The requirements of the statute are enough to show the imposition of the presumption without reciting the conclusion that the statute raises a presumption against the railroad. It has been held, in cases involving a charge by the court, that revealing the content of the statute to the jury, without the express statement contained therein that “the presumption in all cases being against the company,” is reversible error. Atlantic Coast Line R. Co. v. Walker, Fla.App. 1959, 113 So.2d 420. Moreover, once the jury has been informed regarding the statute, even a direct instruction by the court to the jury to disregard the statute will not cure the error. Powell v. American Sumatra Tobacco Co., 154 Fla. 227, 17 So.2d 391; Seaboard Air Line R. Co. v. Bailey, 5 Cir., 1951, 190 F.2d 812.

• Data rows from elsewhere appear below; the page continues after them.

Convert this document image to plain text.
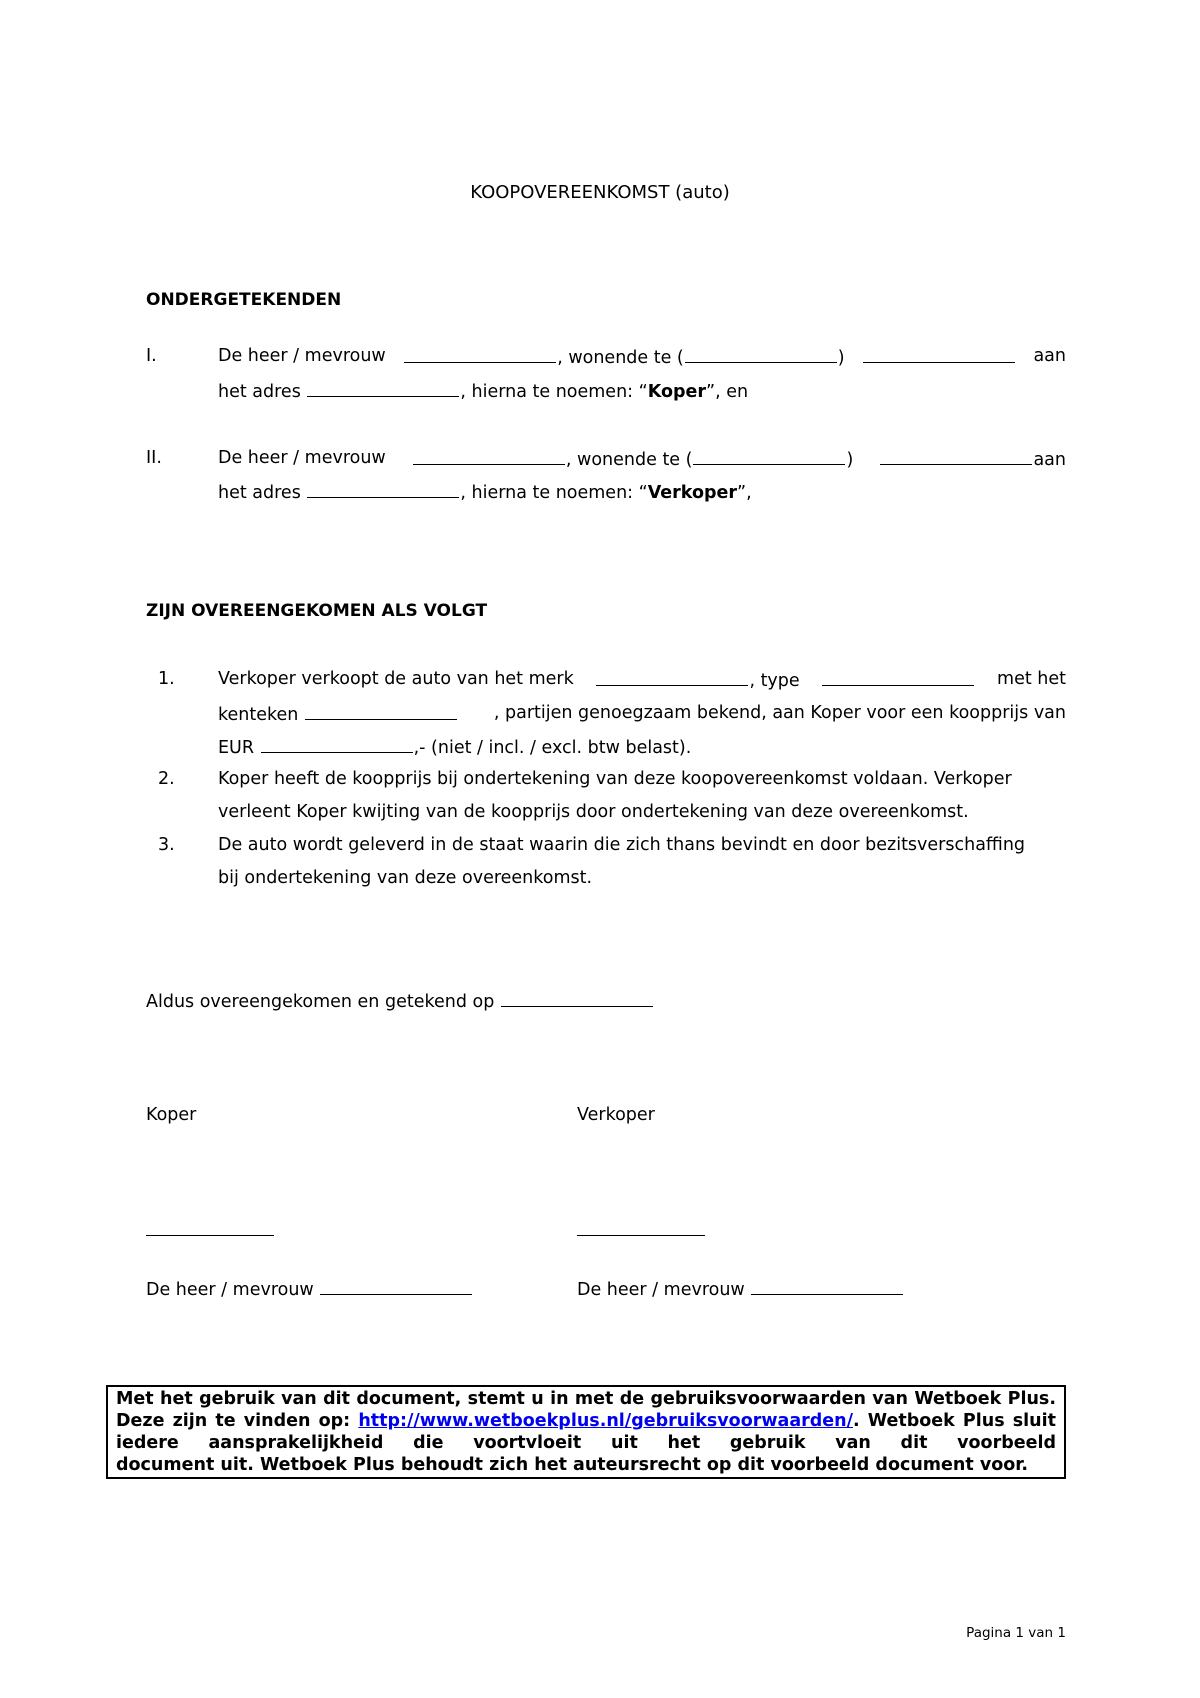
KOOPOVEREENKOMST (auto)
ONDERGETEKENDEN
I.	De heer / mevrouw	, wonende te (	)	aan
het adres	, hierna te noemen: “Koper”, en
II.	De heer / mevrouw	, wonende te (	)	aan
het adres	, hierna te noemen: “Verkoper”,
ZIJN OVEREENGEKOMEN ALS VOLGT
1. Verkoper verkoopt de auto van het merk	, type	met het
kenteken	, partijen genoegzaam bekend, aan Koper voor een koopprijs van
EUR	,- (niet / incl. / excl. btw belast).
2. Koper heeft de koopprijs bij ondertekening van deze koopovereenkomst voldaan. Verkoper
verleent Koper kwijting van de koopprijs door ondertekening van deze overeenkomst.
3. De auto wordt geleverd in de staat waarin die zich thans bevindt en door bezitsverschaffing
bij ondertekening van deze overeenkomst.
Aldus overeengekomen en getekend op
Koper	Verkoper
De heer / mevrouw	De heer / mevrouw
Met het gebruik van dit document, stemt u in met de gebruiksvoorwaarden van Wetboek Plus. Deze zijn te vinden op: http://www.wetboekplus.nl/gebruiksvoorwaarden/. Wetboek Plus sluit iedere aansprakelijkheid die voortvloeit uit het gebruik van dit voorbeeld
document uit. Wetboek Plus behoudt zich het auteursrecht op dit voorbeeld document voor.
Pagina 1 van 1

The discussion of the statute before the jury by plaintiff’s counsel, and the stressing of its requirements and effect, necessarily had a result similar to that assigned to a charge upon the statute, which, as stated in Loftin v. Skelton, 152 Fla. 437, 12 So.2d 175, 176, was that “ * * * the presumption is raised to the dignity of evidence. The jury, in effect, was told to consider the presumption against the defendant along with the evidence in the case.” See, also, Western & Atlantic R. Co. v. Henderson, 279 U.S. 639, 49 S.Ct. 445, 73 L.Ed. 884. In the Skelton case it also was said that when, as in the instant case, the evidence is conflicting, “it is error to make any reference whatever to the presumption.”
The error prevails whether the information regarding the statute, as furnished to the jury, comes from the trial judge or from counsel. Whoever tells them about the statute, it is “calculated to improperly influence the jury.” Powell v. American Sumatra Tobacco Co., supra, 154 Fla. 227, 17 So.2d 391. The statute is procedural, and while the defendant railroad must observe its requirements as they relate to the proofs, it is prejudicial error for the jury to be informed of the statute when they are called on to decide the case on conflicting evidence.
In a case in which the defendant railroad comes forward with some evidence of due care with resultant conflicts in the evidence on the question of its alleged negligence, if it is reversible error then for any reference to be made to the statutory presumption, it was an equal if not graver error to have brought the statute into the case earlier. The railroad should not have been required to parade its defensive evidence before the jury while burdened by having this albatross of a presumption hung about its neck. See Atlantic Coast Line R. Co. v. Voss, 136 Fla. 32, 186 So. 199; Loftin v. Skelton, supra; Powell v. American Sumatra Tobacco Co., supra; Seaboard Air Line R. Co. v. Bailey, 5 Cir., 1951, 190 F.2d 812.
For the reasons stated, the judgment must be reversed on this first ground asserted by the appellants. We pretermit, as unnecessary, any ruling on appellants’ second point. Accordingly, the judgment appealed from is reversed, and the cause is remanded for a new trial.
Reversed.
HORTON, C. J.,' and PEARSON, J., concur.